Because of that resistance, things are still broken. Teachers are still burned out. Students still do not get all that they need. Education reform feels too big. Healthcare reform is the same. Any big system change feels impossible, not because there are no solutions, but because of resistance to change. Discomfort equals pain and I have to be in significant discomfort before I will step into change. In fact, I often say God knows he has to back me into a corner to force change, because I will not do it on my own. He knows me well.
The word resistance comes from the latin root “sistere” which means to cause to stand. So to REsist something means to stand against it; the refusal to accept or comply; the attempt to prevent by action or argument.
I attempt to prevent change by my actions. I stand against learning new things. I often refuse to accept new ideas because they will require effort and work on my part. This computer issue has reinforced this to me, but it has also exposed that part of myself that resists change in other ways because of the discomfort they bring.

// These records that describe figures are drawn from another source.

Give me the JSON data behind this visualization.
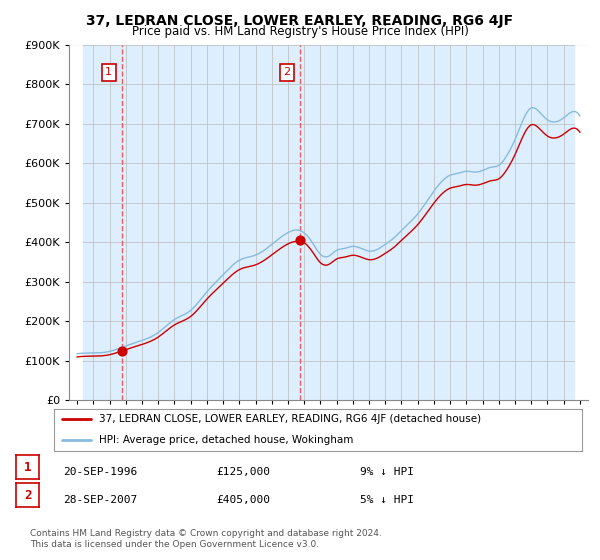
{
  "title": "37, LEDRAN CLOSE, LOWER EARLEY, READING, RG6 4JF",
  "subtitle": "Price paid vs. HM Land Registry's House Price Index (HPI)",
  "sale1_date_label": "20-SEP-1996",
  "sale1_price": 125000,
  "sale2_date_label": "28-SEP-2007",
  "sale2_price": 405000,
  "sale1_year": 1996.75,
  "sale2_year": 2007.75,
  "legend1": "37, LEDRAN CLOSE, LOWER EARLEY, READING, RG6 4JF (detached house)",
  "legend2": "HPI: Average price, detached house, Wokingham",
  "footer": "Contains HM Land Registry data © Crown copyright and database right 2024.\nThis data is licensed under the Open Government Licence v3.0.",
  "ylim_max": 900000,
  "price_line_color": "#cc0000",
  "hpi_line_color": "#88bbdd",
  "dashed_line_color": "#ee4444",
  "annot_box_color": "#cc0000",
  "grid_color": "#bbbbbb",
  "chart_bg_color": "#ddeeff",
  "hatch_color": "#cccccc",
  "xstart": 1994,
  "xend": 2025
}
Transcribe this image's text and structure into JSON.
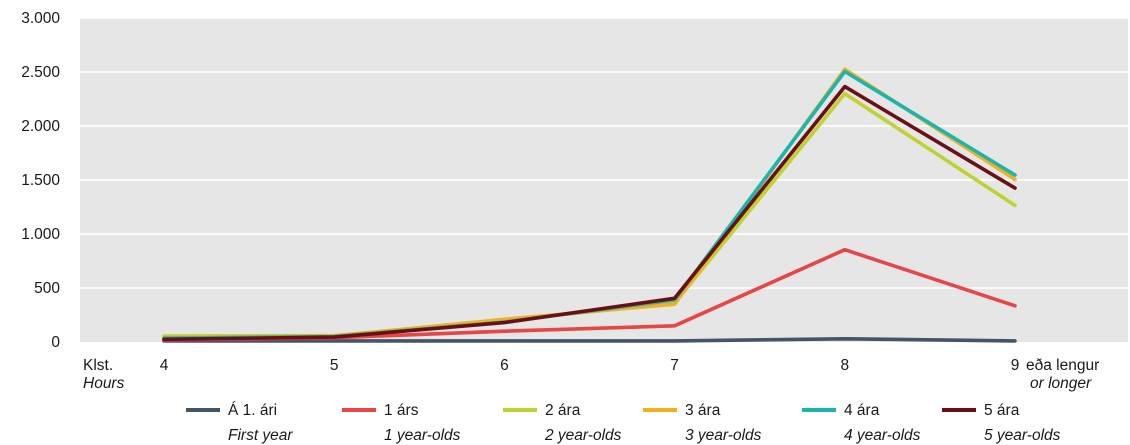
{
  "chart_data": {
    "type": "line",
    "title": "",
    "x_label": {
      "is": "Klst.",
      "en": "Hours"
    },
    "categories": [
      "4",
      "5",
      "6",
      "7",
      "8",
      "9"
    ],
    "last_category_suffix": {
      "is": "eða lengur",
      "en": "or longer"
    },
    "ylim": [
      0,
      3000
    ],
    "y_ticks": [
      {
        "value": 0,
        "label": "0"
      },
      {
        "value": 500,
        "label": "500"
      },
      {
        "value": 1000,
        "label": "1.000"
      },
      {
        "value": 1500,
        "label": "1.500"
      },
      {
        "value": 2000,
        "label": "2.000"
      },
      {
        "value": 2500,
        "label": "2.500"
      },
      {
        "value": 3000,
        "label": "3.000"
      }
    ],
    "grid": true,
    "legend_position": "bottom",
    "series": [
      {
        "name": "Á 1. ári",
        "name_en": "First year",
        "color": "#44546a",
        "values": [
          10,
          10,
          10,
          10,
          30,
          10
        ]
      },
      {
        "name": "1 árs",
        "name_en": "1 year-olds",
        "color": "#e84545",
        "values": [
          20,
          40,
          100,
          150,
          855,
          335
        ]
      },
      {
        "name": "2 ára",
        "name_en": "2 year-olds",
        "color": "#bfd230",
        "values": [
          55,
          60,
          200,
          360,
          2300,
          1265
        ]
      },
      {
        "name": "3 ára",
        "name_en": "3 year-olds",
        "color": "#f2b11c",
        "values": [
          40,
          55,
          210,
          350,
          2525,
          1505
        ]
      },
      {
        "name": "4 ára",
        "name_en": "4 year-olds",
        "color": "#1bb5b0",
        "values": [
          35,
          50,
          185,
          390,
          2505,
          1545
        ]
      },
      {
        "name": "5 ára",
        "name_en": "5 year-olds",
        "color": "#6b0f16",
        "values": [
          25,
          45,
          180,
          405,
          2365,
          1425
        ]
      }
    ]
  }
}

As I continue to dismantle my foundations, brought on by the George Floyd murder, I find this resistance to change is a stumbling block for me. I realize my avoidance of discomfort has injured others. My need for a comfort zone has denied one to people of color. It’s the truth. I have turned a blind eye. I have looked away. I have claimed that this isn’t my problem, it’s in the past, and that it doesn’t affect me. That very idea, that I think it doesn’t affect me, shows just how resistant I am to change. If it was my kids being killed you better believe I would be demanding change. But it’s not my kids, so I turn my face away. With my words I say how sad it is, but only with my words.
The resistance in me comes from the fear that standing up will affect my comfort zone. I will have to act. It will be uncomfortable. It will challenge the status quo I am so fond of. I will lose friends. People will think differently of me, judge me even. I am in unfamiliar territory when I embrace change instead of resisting it. It goes against my stay-in-your-comfort-zone nature. It creates a cognitive dissonance in me which demands I look closely. That I not turn my head away any longer. That I open my eyes and see how my resistance hurts my Friends of Color.
When I do that, I weep with those who weep. I grieve the pain I have caused by saying and doing nothing. I sit with the brokenness God has exposed in me and I feel his conviction deeply. I sit in silence while I unlearn so much of what I thought to be true. I wait with my mouth closed so my ears can be opened. I sit among the rubble of my foundations and begin the reframing; the rebuilding. It is not easy. It is uncomfortable. It is work. It will take time.
If I am to love my neighbor as myself, if I am to weep with those who weep, if I am to lay down my life for my friends, if I am to speak and build up the body, or any other commands of scripture, I have to admit my words and my actions do not match. I have to look in the mirror…really look. I have to stop resisting change and learn to embrace it.
All of this thought about resistance was brought on by the loss of my computer. Seems a small thing really, almost silly. But it has upended me and thrown me into an uncomfortable place. I mumble under my breath. I am frustrated. I feel out of sorts. The change required to get this machine functional again is painful. I throw things…and fits. I just want things to be normal. Yet, that is not going to happen and I know it. I have to change. Embrace instead of resist. A month of no expression has led me here, to this chair, to this morning, to this message, to this resistant heart and to this new thing that will one day be a part of my foundation…if I can just let go of my resistance.